The new global association would likely count standardizing industry practices among its key goals. According to reports from Shipping Watch, the new group would include Maersk Line, MSC, COSCO, CMA CGM, Hapag-Lloyd and ONE, with MSC’s Andre Simha leading the board.
The collaboration reportedly has a mission to develop best practices across the sector as new challenges and solutions are needed for issues plaguing the sector, like mandated lower-sulfur fuel levels and shifts in trade brought on by geopolitical conflict.
In recent years, the industry has struggled with overcapacity, which has resulted in some new alliances. Technology such as blockchain has also caused companies to develop new strategies and synergies.
ShippingWatch and an analysis from Supply Chain Dive said the initiative is likely to face scrutiny from customers and regulators, as have the operating alliances.
Michael A. Khouri, acting chairman of the Federal Maritime Commission (FMC), said testifying before Congress earlier this year, one positive trend, even with the wave of mergers and acquisitions and new carrier alliance groupings, is that “the individual ocean carriers within each alliance continue to independently and vigorously compete on pricing.”

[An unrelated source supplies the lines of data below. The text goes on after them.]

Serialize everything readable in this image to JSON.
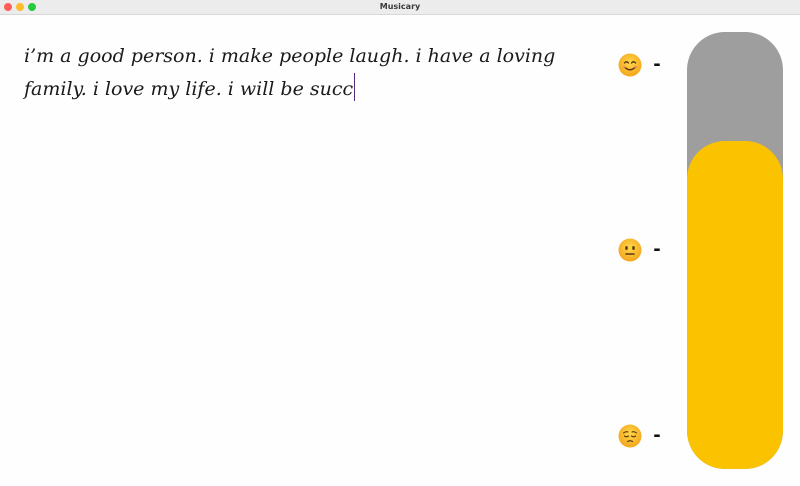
{
  "window": {
    "title": "Musicary"
  },
  "editor": {
    "text": "i’m a good person. i make people laugh. i have a loving family. i love my life. i will be succ"
  },
  "mood_scale": {
    "levels": [
      {
        "icon": "smiling-face-icon",
        "label": "-"
      },
      {
        "icon": "neutral-face-icon",
        "label": "-"
      },
      {
        "icon": "pensive-face-icon",
        "label": "-"
      }
    ],
    "meter_level": 0.75,
    "colors": {
      "track": "#9e9e9e",
      "fill": "#fbc200"
    }
  }
}
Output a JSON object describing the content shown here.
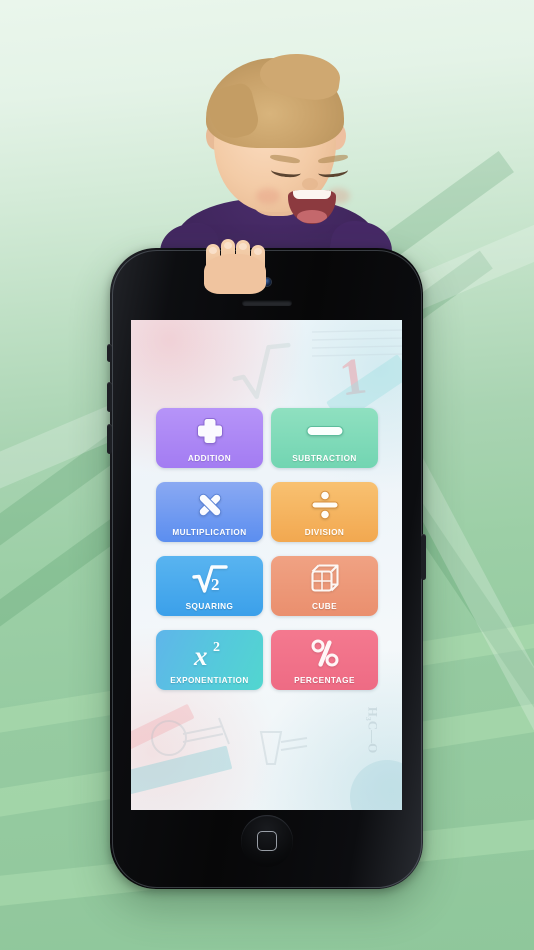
{
  "background": {
    "type": "green-striped-gradient",
    "top_color": "#eaf6ec",
    "bottom_color": "#8fc79b",
    "stripe_color": "#3c8c55"
  },
  "photo": {
    "subject": "laughing-toddler-holding-phone",
    "hair_color": "#c8a169",
    "shirt_color": "#432861",
    "skin_color": "#f3cba6"
  },
  "device": {
    "name": "iphone",
    "body_color": "#070708",
    "camera": "front-camera",
    "speaker": "earpiece-speaker",
    "home_button": "home-button",
    "buttons": [
      "silent-switch",
      "volume-up",
      "volume-down",
      "power-button"
    ]
  },
  "app": {
    "wallpaper": {
      "style": "pastel-math-science-doodles",
      "motif_digit": "1",
      "base_color": "#eef4f9"
    },
    "menu": {
      "tiles": [
        {
          "label": "ADDITION",
          "icon": "plus-icon",
          "color_top": "#b694f8",
          "color_bottom": "#a37cf2"
        },
        {
          "label": "SUBTRACTION",
          "icon": "minus-icon",
          "color_top": "#8fe0c0",
          "color_bottom": "#72d5b2"
        },
        {
          "label": "MULTIPLICATION",
          "icon": "multiply-icon",
          "color_top": "#8aa9f2",
          "color_bottom": "#5b8ef0"
        },
        {
          "label": "DIVISION",
          "icon": "divide-icon",
          "color_top": "#f8c171",
          "color_bottom": "#f2a850"
        },
        {
          "label": "SQUARING",
          "icon": "square-root-icon",
          "color_top": "#59b4f0",
          "color_bottom": "#3ba0ea"
        },
        {
          "label": "CUBE",
          "icon": "cube-icon",
          "color_top": "#f0a283",
          "color_bottom": "#ea8f6e"
        },
        {
          "label": "EXPONENTIATION",
          "icon": "exponent-icon",
          "color_top": "#5fc3e8",
          "color_bottom": "#52d4d0"
        },
        {
          "label": "PERCENTAGE",
          "icon": "percent-icon",
          "color_top": "#f4798f",
          "color_bottom": "#ee6b84"
        }
      ]
    }
  }
}
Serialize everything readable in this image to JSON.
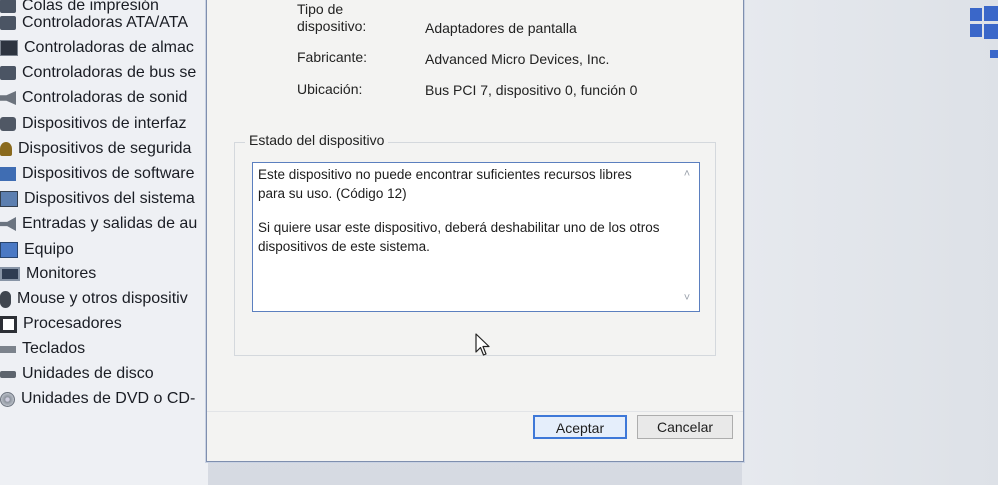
{
  "tree": {
    "items": [
      {
        "label": "Colas de impresión",
        "icon": "printer-icon"
      },
      {
        "label": "Controladoras ATA/ATA",
        "icon": "chip-icon"
      },
      {
        "label": "Controladoras de almac",
        "icon": "storage-controller-icon"
      },
      {
        "label": "Controladoras de bus se",
        "icon": "usb-controller-icon"
      },
      {
        "label": "Controladoras de sonid",
        "icon": "speaker-icon"
      },
      {
        "label": "Dispositivos de interfaz",
        "icon": "hid-icon"
      },
      {
        "label": "Dispositivos de segurida",
        "icon": "security-key-icon"
      },
      {
        "label": "Dispositivos de software",
        "icon": "software-device-icon"
      },
      {
        "label": "Dispositivos del sistema",
        "icon": "system-device-icon"
      },
      {
        "label": "Entradas y salidas de au",
        "icon": "audio-io-icon"
      },
      {
        "label": "Equipo",
        "icon": "computer-icon"
      },
      {
        "label": "Monitores",
        "icon": "monitor-icon"
      },
      {
        "label": "Mouse y otros dispositiv",
        "icon": "mouse-icon"
      },
      {
        "label": "Procesadores",
        "icon": "processor-icon"
      },
      {
        "label": "Teclados",
        "icon": "keyboard-icon"
      },
      {
        "label": "Unidades de disco",
        "icon": "disk-drive-icon"
      },
      {
        "label": "Unidades de DVD o CD-",
        "icon": "dvd-drive-icon"
      }
    ]
  },
  "dialog": {
    "device_type_label_line1": "Tipo de",
    "device_type_label_line2": "dispositivo:",
    "device_type_value": "Adaptadores de pantalla",
    "manufacturer_label": "Fabricante:",
    "manufacturer_value": "Advanced Micro Devices, Inc.",
    "location_label": "Ubicación:",
    "location_value": "Bus PCI 7, dispositivo 0, función 0",
    "status_group_label": "Estado del dispositivo",
    "status_line1": "Este dispositivo no puede encontrar suficientes recursos libres",
    "status_line2": "para su uso. (Código 12)",
    "status_line3": "Si quiere usar este dispositivo, deberá deshabilitar uno de los otros",
    "status_line4": "dispositivos de este sistema.",
    "ok_label": "Aceptar",
    "cancel_label": "Cancelar"
  },
  "colors": {
    "accent": "#3e78d8",
    "status_border": "#5b7fbf",
    "windows_blue": "#3a67c9"
  }
}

Industry stakeholders have noted the alternative to carrier alliances is further consolidation in the sector with fewer ocean carriers and less competition, Khouri explained. The FMC responded to the recent and ongoing structural changes in the international liner shipping industry with aggressive negotiations on proposed agreements and enhanced monitoring programs.
“With the increased size and market share of carrier alliances over the last four years, the FMC has insisted on narrower authorities, more specific language and enhanced monitoring requirements,” Khouri said.